The outcome of an evolution experiment can be quickly assessed using either bacterial luciferase (steps 102-107) or activity-dependent phage propagation assays (steps 37-41); activity in these assays should increase for both the evolved SP pool and isolated SP clones relative to SP encoding the wild-type or starting POI. Ultimately, individual POI variants isolated from a PACE or PANCE experiment should be assessed using appropriate and orthogonal activity assays.

Supplementary Material

Supplementary Info (Figs and Note)

Supplementary Figure 1. Phage-assisted non-continuous evolution (PANCE) and higher throughput characterization of evolved phage. (a) Schematic representation of PANCE. (b) Example of transcriptional coupling of gIII to luxAB in APs used in luciferase assays.

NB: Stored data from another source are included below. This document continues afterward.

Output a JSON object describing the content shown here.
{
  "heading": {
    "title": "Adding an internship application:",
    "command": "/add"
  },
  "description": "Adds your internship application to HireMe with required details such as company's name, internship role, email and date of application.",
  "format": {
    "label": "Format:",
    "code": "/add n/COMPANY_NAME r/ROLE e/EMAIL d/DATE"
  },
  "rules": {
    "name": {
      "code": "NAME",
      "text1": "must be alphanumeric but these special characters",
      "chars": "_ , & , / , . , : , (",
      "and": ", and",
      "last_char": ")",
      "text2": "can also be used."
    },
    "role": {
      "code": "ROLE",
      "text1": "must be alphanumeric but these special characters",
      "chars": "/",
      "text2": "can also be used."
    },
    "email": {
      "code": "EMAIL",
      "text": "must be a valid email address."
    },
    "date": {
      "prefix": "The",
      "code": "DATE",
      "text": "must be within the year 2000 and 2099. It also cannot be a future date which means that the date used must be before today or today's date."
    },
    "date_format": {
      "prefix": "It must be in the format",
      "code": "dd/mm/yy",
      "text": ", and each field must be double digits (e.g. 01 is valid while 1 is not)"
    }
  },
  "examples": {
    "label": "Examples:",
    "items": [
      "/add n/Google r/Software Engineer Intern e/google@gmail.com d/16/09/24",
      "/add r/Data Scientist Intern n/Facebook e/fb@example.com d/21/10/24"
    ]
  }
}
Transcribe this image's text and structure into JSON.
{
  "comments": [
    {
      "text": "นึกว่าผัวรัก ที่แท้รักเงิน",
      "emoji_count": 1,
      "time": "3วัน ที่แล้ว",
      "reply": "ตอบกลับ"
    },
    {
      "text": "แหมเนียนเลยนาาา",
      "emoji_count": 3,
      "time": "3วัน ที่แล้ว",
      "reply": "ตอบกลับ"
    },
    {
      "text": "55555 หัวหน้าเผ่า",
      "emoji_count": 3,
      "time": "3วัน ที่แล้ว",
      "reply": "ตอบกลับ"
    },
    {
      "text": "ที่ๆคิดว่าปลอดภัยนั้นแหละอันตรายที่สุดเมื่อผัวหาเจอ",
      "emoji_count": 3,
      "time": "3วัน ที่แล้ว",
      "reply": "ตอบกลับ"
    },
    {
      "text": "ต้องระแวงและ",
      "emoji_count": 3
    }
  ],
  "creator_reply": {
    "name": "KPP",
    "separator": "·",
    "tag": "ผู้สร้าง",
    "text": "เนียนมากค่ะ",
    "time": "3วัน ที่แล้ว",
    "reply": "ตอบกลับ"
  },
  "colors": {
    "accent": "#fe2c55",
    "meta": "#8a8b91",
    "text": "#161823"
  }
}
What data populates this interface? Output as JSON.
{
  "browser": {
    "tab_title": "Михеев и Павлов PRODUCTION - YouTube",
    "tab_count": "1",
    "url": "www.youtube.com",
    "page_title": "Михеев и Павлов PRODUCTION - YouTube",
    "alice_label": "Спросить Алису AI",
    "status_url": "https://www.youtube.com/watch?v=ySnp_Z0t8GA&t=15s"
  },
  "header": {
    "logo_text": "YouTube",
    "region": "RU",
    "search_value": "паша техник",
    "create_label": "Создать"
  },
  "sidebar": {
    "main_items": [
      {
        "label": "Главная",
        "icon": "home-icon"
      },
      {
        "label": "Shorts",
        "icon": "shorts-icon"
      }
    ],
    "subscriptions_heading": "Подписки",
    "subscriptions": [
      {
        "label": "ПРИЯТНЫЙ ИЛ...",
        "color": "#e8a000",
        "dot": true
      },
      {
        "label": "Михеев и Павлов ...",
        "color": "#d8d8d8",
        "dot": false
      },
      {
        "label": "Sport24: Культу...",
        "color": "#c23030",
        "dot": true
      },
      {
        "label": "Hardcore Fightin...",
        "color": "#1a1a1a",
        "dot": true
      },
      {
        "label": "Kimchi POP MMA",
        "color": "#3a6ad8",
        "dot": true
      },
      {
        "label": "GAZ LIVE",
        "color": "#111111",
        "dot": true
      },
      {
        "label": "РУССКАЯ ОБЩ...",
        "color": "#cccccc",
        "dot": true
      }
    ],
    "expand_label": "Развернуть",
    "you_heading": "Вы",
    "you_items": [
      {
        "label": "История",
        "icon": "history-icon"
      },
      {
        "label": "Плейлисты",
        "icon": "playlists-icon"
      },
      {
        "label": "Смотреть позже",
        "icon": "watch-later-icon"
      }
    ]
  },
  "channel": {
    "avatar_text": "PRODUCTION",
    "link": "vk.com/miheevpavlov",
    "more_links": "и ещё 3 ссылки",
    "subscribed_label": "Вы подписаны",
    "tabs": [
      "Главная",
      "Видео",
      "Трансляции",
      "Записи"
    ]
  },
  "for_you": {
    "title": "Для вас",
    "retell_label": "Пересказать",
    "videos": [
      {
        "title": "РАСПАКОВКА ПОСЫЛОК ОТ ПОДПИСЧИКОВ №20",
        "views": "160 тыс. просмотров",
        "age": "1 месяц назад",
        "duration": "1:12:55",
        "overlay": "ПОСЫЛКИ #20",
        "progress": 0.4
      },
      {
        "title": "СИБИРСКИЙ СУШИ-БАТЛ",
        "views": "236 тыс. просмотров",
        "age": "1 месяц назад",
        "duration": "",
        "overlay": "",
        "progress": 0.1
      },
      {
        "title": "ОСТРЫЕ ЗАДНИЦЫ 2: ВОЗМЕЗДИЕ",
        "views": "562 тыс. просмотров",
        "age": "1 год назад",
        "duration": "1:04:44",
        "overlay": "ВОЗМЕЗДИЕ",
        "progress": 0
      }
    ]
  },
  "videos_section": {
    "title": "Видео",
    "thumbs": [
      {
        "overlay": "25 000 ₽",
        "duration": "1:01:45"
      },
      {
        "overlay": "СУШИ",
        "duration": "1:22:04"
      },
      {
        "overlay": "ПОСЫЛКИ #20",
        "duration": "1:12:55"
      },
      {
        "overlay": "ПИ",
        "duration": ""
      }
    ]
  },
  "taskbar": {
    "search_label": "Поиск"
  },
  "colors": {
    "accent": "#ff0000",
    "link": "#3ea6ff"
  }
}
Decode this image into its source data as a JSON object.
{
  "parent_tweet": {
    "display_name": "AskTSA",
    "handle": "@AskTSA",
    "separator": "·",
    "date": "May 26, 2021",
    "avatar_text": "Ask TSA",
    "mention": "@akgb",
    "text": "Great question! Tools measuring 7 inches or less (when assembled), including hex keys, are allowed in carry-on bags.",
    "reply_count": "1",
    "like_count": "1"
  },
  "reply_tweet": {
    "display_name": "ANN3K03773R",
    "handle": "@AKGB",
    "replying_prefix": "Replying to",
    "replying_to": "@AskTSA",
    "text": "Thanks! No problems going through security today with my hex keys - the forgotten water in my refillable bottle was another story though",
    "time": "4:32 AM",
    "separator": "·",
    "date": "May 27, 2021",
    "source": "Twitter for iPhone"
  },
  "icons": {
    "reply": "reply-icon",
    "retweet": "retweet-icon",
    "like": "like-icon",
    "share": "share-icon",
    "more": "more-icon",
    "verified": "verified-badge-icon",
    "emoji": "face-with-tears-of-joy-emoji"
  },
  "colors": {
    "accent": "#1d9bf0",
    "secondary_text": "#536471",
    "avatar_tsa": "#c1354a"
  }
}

Supplementary Figure 2. Photographs of PACE tubing and apparatus. (a) PACE tubing as depicted in Fig. 2c. (b) PACE apparatus as depicted in in Fig. 2e. Parts are labeled identically to Fig. 2.

Data availability

The 2060 cell line and plasmids pJC175e, MPs, DP6, and various CPs and APs are available through Addgene. Specific phage are available upon request.